Hospitalist leaders are taking a proactive approach to the latest wrinkle of the specialty’s rock-and-a-hard-place dilemma when it comes to how clinicians code for their services. The oft-lamented issue is the Centers for Medicare & Medicaid Services’ (CMS) dearth of CPT codes designated for day-to-day hospitalist services.
But the latest twist to the story is what happens in skilled-nursing facilities (SNFs). Hospitalists increasingly are taking lead roles in SNFs, yet they must use the same care codes as nursing-home providers despite the higher acuity and longer length of stay found in SNFs compared to nursing homes. Additionally, Medicare recognizes SNFs and nursing homes as primary care for reimbursement via accountable-care organizations (ACOs).
Kerry Weiner, MD, a member of SHM’s Public Policy Committee, says SHM and others, including the American Medical Directors Association, are pushing CMS to reclassify SNF care as inpatient service, similar to acute rehabilitation facilities, inpatient psychiatric care, and long-term acute-care facilities. Dr. Weiner suggests rank-and-file practitioners do the same.
“We think attributing providers to be primary care versus specialty care versus acute care only on the basis of E&M codes will not really capture the nuances of primary-care practice in the country right now,” says Dr. Weiner, chief medical officer at North Hollywood, Calif.-based IPC: The Hospitalist Company. “This is an example of how just using E&M codes does not really capture the style of practice and the type of patient you’re seeing.”
The arguments for reclassification include:
- Hospitalists and other physicians practicing in SNFs need to spend most of their time there to provide optimal care, but it is difficult to financially justify maintaining that presence without an adequate patient census.
- Generating that census while practicing in one ACO is difficult because most facilities service multiple ACOs, and PCP exclusivity rules tied to many ACO contracts are a hurdle for physicians working with one just ACO (working with multiple ACOs requires multiple tax identification numbers and can be “operationally and politically difficult,” Dr. Wiener says).
- All told, ACO setup creates a fiscal hurdle for providers working in SNFs and does not recognize the clinical burden that separates the types of care provided in SNFs and nursing homes. Were care in SNFs reclassified as inpatient care, the exclusivity rule would not apply, and therefore, hospitalists in those facilities could more easily attain a patient census that justifies their continued presence. Dr. Weiner says one solution is to create a set of CPT codes just for SNFs that could be used by specialist physicians, including hospitalists.
“We are proposing a ‘work around’ by using the site of service as a determinator,” he adds.
Issues to Address
Dr. Weiner, SHM officials, and others have met with CMS to discuss the potential reclassification. Dr. Weiner says that as the Physician Quality Reporting System (PQRS) morphs into the Value-Based Payment Modifier (VBPM) program, the issue of ACO exclusivity could become even more prevalent as compensation is tied to performance.
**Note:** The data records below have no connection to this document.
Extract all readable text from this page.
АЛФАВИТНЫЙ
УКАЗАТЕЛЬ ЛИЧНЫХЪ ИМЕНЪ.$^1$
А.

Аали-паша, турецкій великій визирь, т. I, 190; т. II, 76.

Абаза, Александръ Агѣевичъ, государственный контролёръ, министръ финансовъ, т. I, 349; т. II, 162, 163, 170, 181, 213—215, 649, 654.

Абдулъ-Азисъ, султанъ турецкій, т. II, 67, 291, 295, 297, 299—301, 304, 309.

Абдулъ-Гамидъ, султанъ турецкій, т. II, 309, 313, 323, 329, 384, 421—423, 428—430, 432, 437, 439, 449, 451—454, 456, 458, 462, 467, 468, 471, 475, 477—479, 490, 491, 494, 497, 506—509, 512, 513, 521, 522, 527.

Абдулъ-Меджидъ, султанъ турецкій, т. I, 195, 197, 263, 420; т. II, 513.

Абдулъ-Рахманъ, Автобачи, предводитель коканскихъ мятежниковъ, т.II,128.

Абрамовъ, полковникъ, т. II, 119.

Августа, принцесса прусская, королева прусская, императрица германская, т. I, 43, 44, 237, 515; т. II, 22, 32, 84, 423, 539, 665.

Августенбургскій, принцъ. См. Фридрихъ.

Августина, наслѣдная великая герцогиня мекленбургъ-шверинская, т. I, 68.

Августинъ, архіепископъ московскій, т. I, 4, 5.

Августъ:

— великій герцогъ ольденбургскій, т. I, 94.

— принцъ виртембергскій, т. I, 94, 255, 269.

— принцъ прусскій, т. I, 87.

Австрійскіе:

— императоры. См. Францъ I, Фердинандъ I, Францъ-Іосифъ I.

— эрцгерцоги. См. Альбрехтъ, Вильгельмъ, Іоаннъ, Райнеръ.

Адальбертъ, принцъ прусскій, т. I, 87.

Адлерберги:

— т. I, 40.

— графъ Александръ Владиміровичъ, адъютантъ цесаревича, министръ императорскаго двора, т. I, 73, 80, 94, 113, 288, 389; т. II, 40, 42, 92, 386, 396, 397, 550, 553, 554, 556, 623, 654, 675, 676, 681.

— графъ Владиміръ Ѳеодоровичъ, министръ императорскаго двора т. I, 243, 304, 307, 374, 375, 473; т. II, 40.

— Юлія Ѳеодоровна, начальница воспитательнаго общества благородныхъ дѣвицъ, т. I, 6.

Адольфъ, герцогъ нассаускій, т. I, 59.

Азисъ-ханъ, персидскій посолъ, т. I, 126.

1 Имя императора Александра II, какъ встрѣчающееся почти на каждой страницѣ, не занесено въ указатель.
“One of the components of physician value-based purchasing is the cost of care,” Dr. Weiner says. “If you compare a hospitalist’s cost to the pool of primary care, which includes hospitals, SNFs, etc., you’re obviously going to be higher because you have a much sicker population; A lot more things are going on, so there’s a lot higher utilization. So this concept of assigning doctors to a style of practice just based on E&M codes is just inadequate.”
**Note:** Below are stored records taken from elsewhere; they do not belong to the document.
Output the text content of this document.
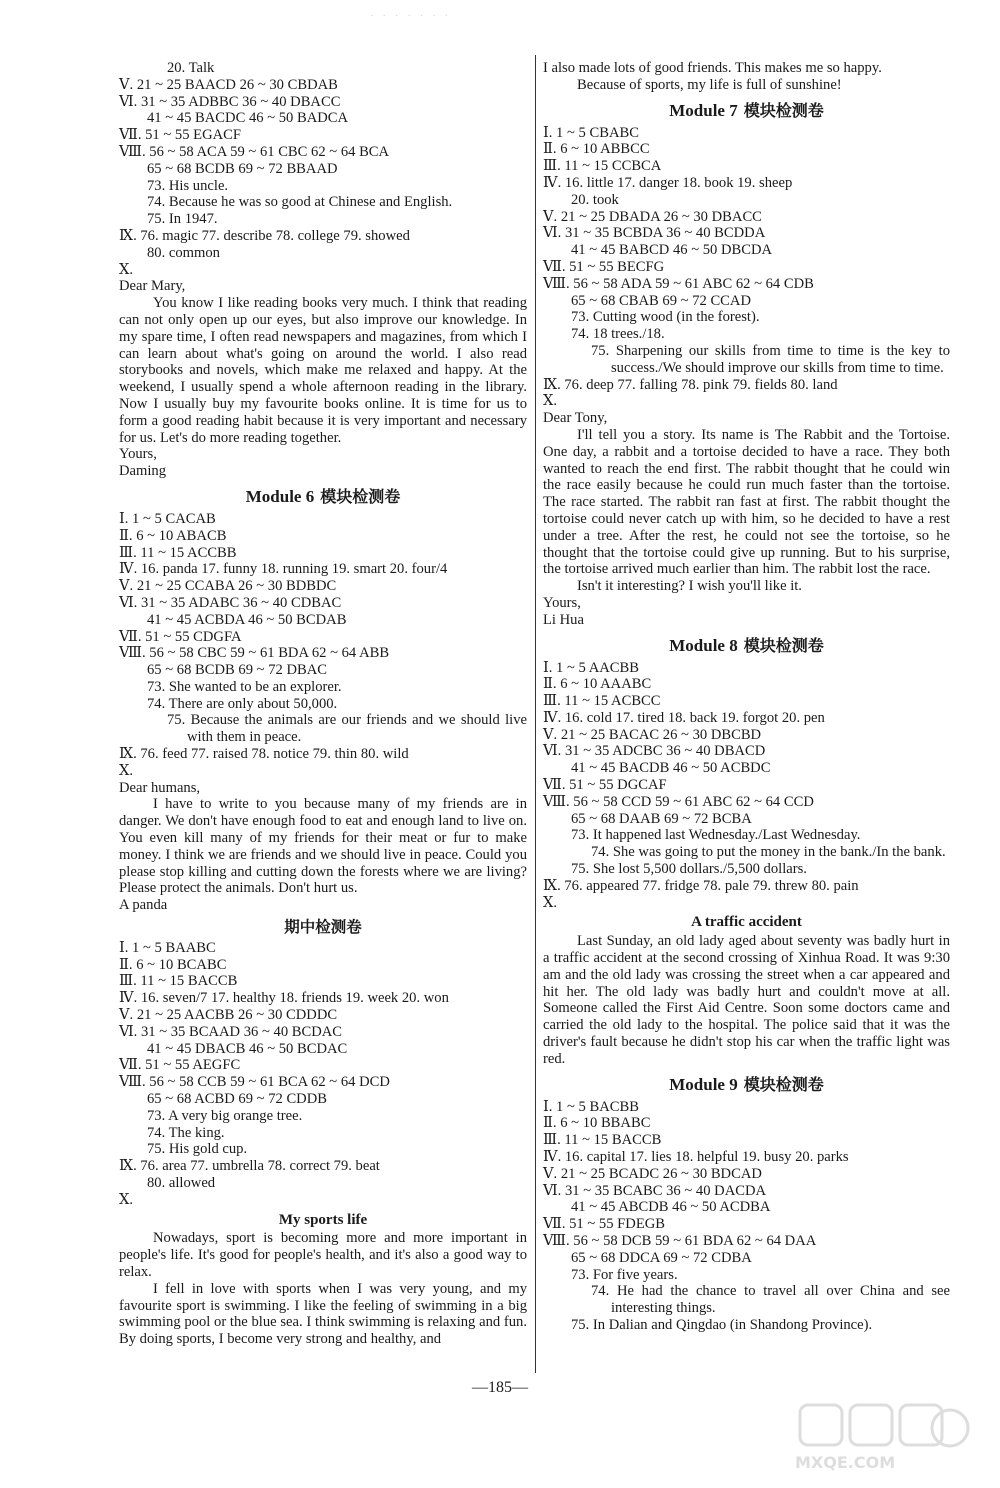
· · · · · · ·
20. Talk
Ⅴ. 21 ~ 25 BAACD 26 ~ 30 CBDAB
Ⅵ. 31 ~ 35 ADBBC 36 ~ 40 DBACC
41 ~ 45 BACDC 46 ~ 50 BADCA
Ⅶ. 51 ~ 55 EGACF
Ⅷ. 56 ~ 58 ACA 59 ~ 61 CBC 62 ~ 64 BCA
65 ~ 68 BCDB 69 ~ 72 BBAAD
73. His uncle.
74. Because he was so good at Chinese and English.
75. In 1947.
Ⅸ. 76. magic 77. describe 78. college 79. showed
80. common
Ⅹ.
Dear Mary,
You know I like reading books very much. I think that reading can not only open up our eyes, but also improve our knowledge. In my spare time, I often read newspapers and magazines, from which I can learn about what's going on around the world. I also read storybooks and novels, which make me relaxed and happy. At the weekend, I usually spend a whole afternoon reading in the library. Now I usually buy my favourite books online. It is time for us to form a good reading habit because it is very important and necessary for us. Let's do more reading together.
Yours,
Daming
Module 6 模块检测卷
Ⅰ. 1 ~ 5 CACAB
Ⅱ. 6 ~ 10 ABACB
Ⅲ. 11 ~ 15 ACCBB
Ⅳ. 16. panda 17. funny 18. running 19. smart 20. four/4
Ⅴ. 21 ~ 25 CCABA 26 ~ 30 BDBDC
Ⅵ. 31 ~ 35 ADABC 36 ~ 40 CDBAC
41 ~ 45 ACBDA 46 ~ 50 BCDAB
Ⅶ. 51 ~ 55 CDGFA
Ⅷ. 56 ~ 58 CBC 59 ~ 61 BDA 62 ~ 64 ABB
65 ~ 68 BCDB 69 ~ 72 DBAC
73. She wanted to be an explorer.
74. There are only about 50,000.
75. Because the animals are our friends and we should live with them in peace.
Ⅸ. 76. feed 77. raised 78. notice 79. thin 80. wild
Ⅹ.
Dear humans,
I have to write to you because many of my friends are in danger. We don't have enough food to eat and enough land to live on. You even kill many of my friends for their meat or fur to make money. I think we are friends and we should live in peace. Could you please stop killing and cutting down the forests where we are living? Please protect the animals. Don't hurt us.
A panda
期中检测卷
Ⅰ. 1 ~ 5 BAABC
Ⅱ. 6 ~ 10 BCABC
Ⅲ. 11 ~ 15 BACCB
Ⅳ. 16. seven/7 17. healthy 18. friends 19. week 20. won
Ⅴ. 21 ~ 25 AACBB 26 ~ 30 CDDDC
Ⅵ. 31 ~ 35 BCAAD 36 ~ 40 BCDAC
41 ~ 45 DBACB 46 ~ 50 BCDAC
Ⅶ. 51 ~ 55 AEGFC
Ⅷ. 56 ~ 58 CCB 59 ~ 61 BCA 62 ~ 64 DCD
65 ~ 68 ACBD 69 ~ 72 CDDB
73. A very big orange tree.
74. The king.
75. His gold cup.
Ⅸ. 76. area 77. umbrella 78. correct 79. beat
80. allowed
Ⅹ.
My sports life
Nowadays, sport is becoming more and more important in people's life. It's good for people's health, and it's also a good way to relax.
I fell in love with sports when I was very young, and my favourite sport is swimming. I like the feeling of swimming in a big swimming pool or the blue sea. I think swimming is relaxing and fun. By doing sports, I become very strong and healthy, and
I also made lots of good friends. This makes me so happy.
Because of sports, my life is full of sunshine!
Module 7 模块检测卷
Ⅰ. 1 ~ 5 CBABC
Ⅱ. 6 ~ 10 ABBCC
Ⅲ. 11 ~ 15 CCBCA
Ⅳ. 16. little 17. danger 18. book 19. sheep
20. took
Ⅴ. 21 ~ 25 DBADA 26 ~ 30 DBACC
Ⅵ. 31 ~ 35 BCBDA 36 ~ 40 BCDDA
41 ~ 45 BABCD 46 ~ 50 DBCDA
Ⅶ. 51 ~ 55 BECFG
Ⅷ. 56 ~ 58 ADA 59 ~ 61 ABC 62 ~ 64 CDB
65 ~ 68 CBAB 69 ~ 72 CCAD
73. Cutting wood (in the forest).
74. 18 trees./18.
75. Sharpening our skills from time to time is the key to success./We should improve our skills from time to time.
Ⅸ. 76. deep 77. falling 78. pink 79. fields 80. land
Ⅹ.
Dear Tony,
I'll tell you a story. Its name is The Rabbit and the Tortoise. One day, a rabbit and a tortoise decided to have a race. They both wanted to reach the end first. The rabbit thought that he could win the race easily because he could run much faster than the tortoise. The race started. The rabbit ran fast at first. The rabbit thought the tortoise could never catch up with him, so he decided to have a rest under a tree. After the rest, he could not see the tortoise, so he thought that the tortoise could give up running. But to his surprise, the tortoise arrived much earlier than him. The rabbit lost the race.
Isn't it interesting? I wish you'll like it.
Yours,
Li Hua
Module 8 模块检测卷
Ⅰ. 1 ~ 5 AACBB
Ⅱ. 6 ~ 10 AAABC
Ⅲ. 11 ~ 15 ACBCC
Ⅳ. 16. cold 17. tired 18. back 19. forgot 20. pen
Ⅴ. 21 ~ 25 BACAC 26 ~ 30 DBCBD
Ⅵ. 31 ~ 35 ADCBC 36 ~ 40 DBACD
41 ~ 45 BACDB 46 ~ 50 ACBDC
Ⅶ. 51 ~ 55 DGCAF
Ⅷ. 56 ~ 58 CCD 59 ~ 61 ABC 62 ~ 64 CCD
65 ~ 68 DAAB 69 ~ 72 BCBA
73. It happened last Wednesday./Last Wednesday.
74. She was going to put the money in the bank./In the bank.
75. She lost 5,500 dollars./5,500 dollars.
Ⅸ. 76. appeared 77. fridge 78. pale 79. threw 80. pain
Ⅹ.
A traffic accident
Last Sunday, an old lady aged about seventy was badly hurt in a traffic accident at the second crossing of Xinhua Road. It was 9:30 am and the old lady was crossing the street when a car appeared and hit her. The old lady was badly hurt and couldn't move at all. Someone called the First Aid Centre. Soon some doctors came and carried the old lady to the hospital. The police said that it was the driver's fault because he didn't stop his car when the traffic light was red.
Module 9 模块检测卷
Ⅰ. 1 ~ 5 BACBB
Ⅱ. 6 ~ 10 BBABC
Ⅲ. 11 ~ 15 BACCB
Ⅳ. 16. capital 17. lies 18. helpful 19. busy 20. parks
Ⅴ. 21 ~ 25 BCADC 26 ~ 30 BDCAD
Ⅵ. 31 ~ 35 BCABC 36 ~ 40 DACDA
41 ~ 45 ABCDB 46 ~ 50 ACDBA
Ⅶ. 51 ~ 55 FDEGB
Ⅷ. 56 ~ 58 DCB 59 ~ 61 BDA 62 ~ 64 DAA
65 ~ 68 DDCA 69 ~ 72 CDBA
73. For five years.
74. He had the chance to travel all over China and see interesting things.
75. In Dalian and Qingdao (in Shandong Province).
—185—
MXQE.COM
Patrick Conway, MD, MSc, FAAP, SFHM, chief medical officer of CMS and director of CMS’ Center of Clinical Standards and Quality, says the agency is sympathetic to the issue. Via PQRS and VBPM, CMS is working to put in place “a robust set of measures that hospitalists can choose to report on,” he says.
“CMS has sought public comment on allowing hospitalists to align with their hospital’s quality measures for CMS quality programs,” he says. “But without this alignment option or a specialty code, we need to at least have sufficient measures to reflect hospitalists’ actual practice and what’s important to hospital medicine.”
Dr. Conway, a former hospitalist and chair of SHM’s Public Policy Committee, says he welcomes feedback from SHM and its members on suggested changes to CMS policy.
“I would certainly encourage hospital medicine to have discussions with the CMS payment and coding team that makes determinations about specialty status,” he says.
Ironically, the potential panacea of HM-specific codes has not been fully embraced because of fears of unintended consequences. For example, in the case of hospitalists practicing in SNFs, the PCP designation is problematic in terms of lower reimbursement rates. Some hospitalists, however, will see a bump in total revenue the next two years because they will be designated PCPs and paid more via the Medicaid-to-Medicare parity regulation included in the Affordable Care Act.
“Hospital medicine will want to think about that as it goes through the process,” Dr. Conway says. “Internally with CMS, if you’re a specialty, we will specifically consider if you’re primary care or not. Whereas, if you’re in the internal-medicine bucket, by definition from the traditional CMS specialty coding perspective, you are primary care. So if you make a point to carve out your own category, then it’ll be a decision every time if you’re primary care or are you a specialty.”
Richard Quinn is a freelance writer in New Jersey.